スポーツジムに通っていた時もタオルは必須だったし、間違ってはいないはず。
『訓練…訓練かぁ…体育会系のノリってついていけないし、苦手なんだよねぇ…』
そもそも、殴るとか蹴るとかしたことがない。やったのはせいぜいボクササイズ。でもそんな状況で訓練をしろといきなり言われるのもご無体な話だ。

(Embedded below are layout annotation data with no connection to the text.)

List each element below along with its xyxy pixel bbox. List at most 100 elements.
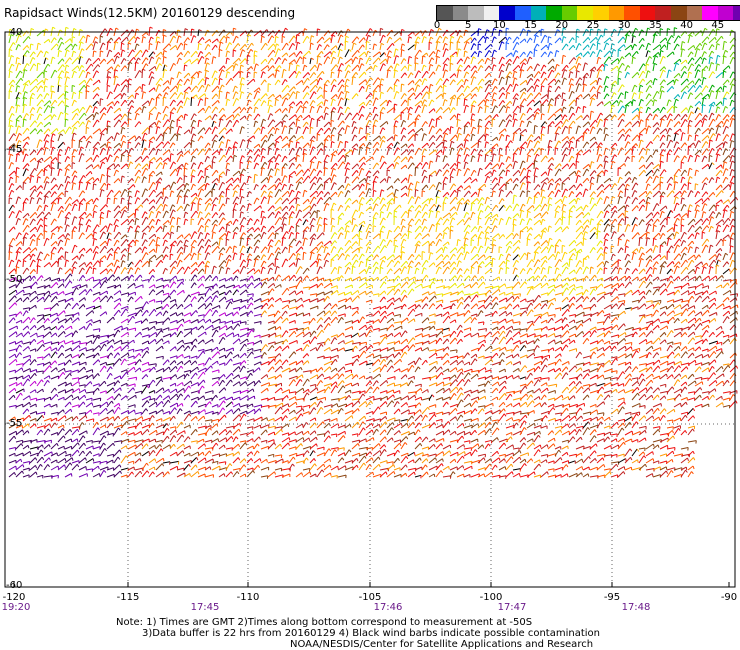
- wind-barb-tick: [537, 140, 541, 144]
- wind-barb: [99, 147, 104, 156]
- wind-barb: [372, 125, 374, 135]
- wind-barb-tick: [55, 184, 59, 188]
- wind-barb: [71, 203, 76, 212]
- wind-barb-tick: [310, 126, 314, 129]
- wind-barb-tick: [16, 153, 21, 156]
- wind-barb: [673, 98, 677, 107]
- wind-barb: [183, 78, 189, 86]
- wind-barb-tick: [235, 141, 239, 145]
- wind-barb: [218, 90, 221, 100]
- wind-barb: [596, 154, 601, 163]
- wind-barb: [288, 121, 294, 128]
- wind-barb: [85, 177, 94, 184]
- wind-barb: [190, 169, 194, 177]
- wind-barb: [260, 79, 266, 86]
- wind-barb-tick: [670, 118, 674, 122]
- wind-barb-tick: [725, 125, 729, 129]
- wind-barb: [260, 156, 264, 163]
- wind-barb: [596, 184, 603, 191]
- wind-barb: [414, 78, 421, 86]
- wind-barb: [106, 120, 109, 128]
- wind-barb-tick: [301, 135, 304, 140]
- wind-barb: [561, 195, 566, 205]
- wind-barb-tick: [183, 183, 186, 187]
- wind-barb: [337, 190, 342, 198]
- wind-barb-tick: [363, 37, 366, 41]
- wind-barb: [169, 45, 177, 51]
- wind-barb-tick: [556, 49, 560, 53]
- wind-barb-tick: [726, 91, 730, 95]
- wind-barb: [365, 84, 369, 93]
- wind-barb: [253, 154, 259, 163]
- wind-barb: [596, 101, 603, 107]
- wind-barb-tick: [73, 27, 77, 31]
- wind-barb-tick: [9, 90, 13, 93]
- wind-barb-tick: [110, 37, 114, 41]
- wind-barb-tick: [285, 114, 289, 118]
- wind-barb: [330, 162, 337, 170]
- wind-barb-tick: [679, 128, 682, 132]
- wind-barb-tick: [124, 113, 128, 117]
- wind-barb-tick: [307, 77, 310, 81]
- wind-barb-tick: [569, 210, 573, 213]
- wind-barb: [596, 49, 601, 58]
- wind-barb: [281, 79, 286, 86]
- wind-barb: [505, 84, 511, 93]
- wind-barb-tick: [426, 91, 429, 95]
- wind-barb: [470, 65, 476, 72]
- wind-barb-tick: [397, 141, 400, 145]
- wind-barb: [15, 85, 18, 93]
- wind-barb-tick: [601, 170, 605, 174]
- wind-barb: [134, 176, 139, 184]
- wind-barb-tick: [24, 148, 28, 151]
- wind-barb: [645, 93, 650, 100]
- wind-barb-tick: [724, 209, 728, 212]
- wind-barb: [638, 99, 642, 107]
- wind-barb: [267, 184, 276, 191]
- wind-barb-tick: [214, 113, 218, 117]
- wind-barb-tick: [175, 85, 178, 89]
- wind-barb: [575, 70, 578, 79]
- wind-barb-tick: [636, 134, 640, 138]
- wind-barb-tick: [618, 70, 622, 73]
- colorbar-tick-label: 5: [465, 20, 472, 31]
- wind-barb: [295, 126, 299, 135]
- wind-barb-tick: [366, 182, 371, 185]
- wind-barb: [722, 209, 726, 219]
- wind-barb-tick: [527, 210, 531, 214]
- wind-barb-tick: [96, 119, 100, 123]
- wind-barb-tick: [384, 161, 387, 165]
- wind-barb: [197, 127, 205, 135]
- wind-barb: [673, 62, 677, 72]
- wind-barb: [78, 56, 81, 65]
- wind-barb: [274, 65, 280, 72]
- wind-barb-tick: [107, 125, 111, 128]
- wind-barb-tick: [406, 149, 409, 153]
- wind-barb-tick: [44, 168, 48, 171]
- wind-barb-tick: [133, 36, 136, 40]
- wind-barb-tick: [97, 164, 100, 168]
- wind-barb-tick: [704, 118, 708, 121]
- wind-barb-tick: [461, 84, 465, 88]
- wind-barb: [617, 128, 624, 135]
- wind-barb: [547, 168, 551, 177]
- wind-barb: [295, 135, 303, 142]
- wind-barb-tick: [338, 133, 343, 136]
- wind-barb-tick: [146, 32, 149, 36]
- wind-barb-tick: [382, 34, 386, 38]
- wind-barb-tick: [570, 106, 575, 110]
- wind-barb-tick: [115, 27, 119, 31]
- wind-barb-tick: [356, 36, 360, 40]
- wind-barb: [729, 155, 733, 163]
- wind-barb-tick: [153, 136, 156, 140]
- wind-barb-tick: [573, 184, 576, 188]
- wind-barb: [64, 76, 68, 86]
- wind-barb-tick: [276, 147, 280, 151]
- wind-barb: [141, 163, 148, 170]
- wind-barb-tick: [422, 55, 426, 58]
- wind-barb-tick: [453, 107, 456, 111]
- wind-barb: [484, 176, 489, 184]
- wind-barb: [113, 41, 116, 51]
- wind-barb-tick: [275, 98, 279, 102]
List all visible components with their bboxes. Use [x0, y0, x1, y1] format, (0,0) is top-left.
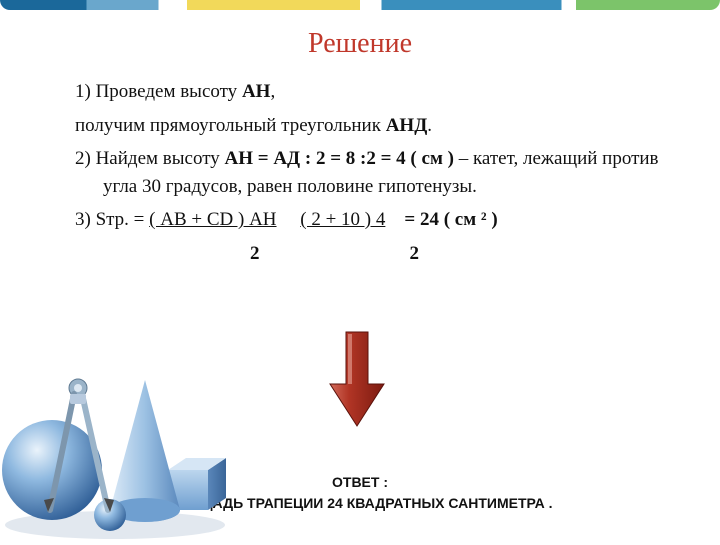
step-1-sub: получим прямоугольный треугольник АНД. [75, 112, 660, 140]
title-text: Решение [308, 28, 412, 59]
formula-divisors: 2 2 [75, 240, 660, 268]
down-arrow [328, 330, 386, 433]
divisor-2: 2 [410, 240, 420, 268]
step-1: 1) Проведем высоту АН, [75, 78, 660, 106]
top-color-stripe [0, 0, 720, 10]
answer-block: ОТВЕТ : ПЛОЩАДЬ ТРАПЕЦИИ 24 КВАДРАТНЫХ С… [0, 472, 720, 514]
answer-label: ОТВЕТ : [0, 472, 720, 493]
step-2: 2) Найдем высоту АН = АД : 2 = 8 :2 = 4 … [75, 145, 660, 200]
slide-title: Решение [0, 28, 720, 60]
divisor-1: 2 [250, 240, 260, 268]
step-3: 3) Sтр. = ( АВ + СD ) АН ( 2 + 10 ) 4 = … [75, 206, 660, 234]
solution-body: 1) Проведем высоту АН, получим прямоугол… [0, 60, 720, 267]
answer-text: ПЛОЩАДЬ ТРАПЕЦИИ 24 КВАДРАТНЫХ САНТИМЕТР… [0, 493, 720, 514]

『…というか、男の人だらけの所に男として入っていくってことだよね?もしかすると』
はた、と気が付く。
『え、それってやばくない?絶対勝てない気がする。それに、一人称を私とか使っているともしかしてマズイ?…僕、とかなよっとした感じだし…俺って言った方がいい感じ??』
今まで悩んだことのない悩みが頭を駆け巡る。
『よし…とりあえず、やってみよう…俺、で…』
訓練所の前に到着すると、中から威勢のいい声が聞こえてきた。
『ひえぇ…この中に入るのか…』
思わず、扉の前で足が止まる。一つ深呼吸をして扉をノックし、ドアノブに手をかけようとした瞬間。
ドアが思い切りこちらに開いた。
「ぎゃ…っ…つううううぅ~………!」
顔面!!!顔面に思い切りぶつかった…!!めっちゃ痛い…!!!!
思わずその場にへたり込む。
「お…?なんかぶつかった?って、悪い!あんたにぶつかったのか!?」
あ、鼻血でてきた…。ぶつかったのかじゃないよ…。
思い切り睨みつけるように見上げる。
目の前にいたのは、金髪の髪を短く整えた少年だった。年の頃は10代中盤だろうか。慌てたようにしゃがみ込んで、濃紺の瞳をこちらに向けてきた。
タオルで鼻を押さえながら、立ち上がる。
「…ダイジョウブデス…」
ちょっと涙目になってしまったので、目も少し拭った。数秒だけ鼻を押さえると、血が止まってきて痛みも引いてきた。結構便利かも。この身体。
改めて少年を見る。
「俺は、鐘が鳴ったらここに来いって言われたリーン・ハヤマ。誰か、詳しく話を聞いてる人はいるか?」
よし!凄く良い感じに台詞が言えた気がする!!
「…へぇー…なんか人がくるってのは耳にはさんだけど…あんたなんだ?」
ふうん、という感じにジロジロと見てから、中を振り返り、大声で声をかけた。
「シオンさーん。言ってたお客さん」
シオンっていうと、なんかこう、騎士団!って感じの名前!!!わぁどんな人なんだろう!!テンションあがる!!
「んで、ちょっとそこ退いて。向こう行きたいから」
少年はそのまま扉をでて、向こうへ行ってしまった。
名前も聞いていなかったけど、メモも持ってきてないしいいか。
次に閉まりかけた扉から出てきたのは、目つきの鋭い赤髪の男の人だった。
この人は違うよねぇ。邪魔にならないようにちょっと避けよう。んー…シオンさん、まだかなぁ。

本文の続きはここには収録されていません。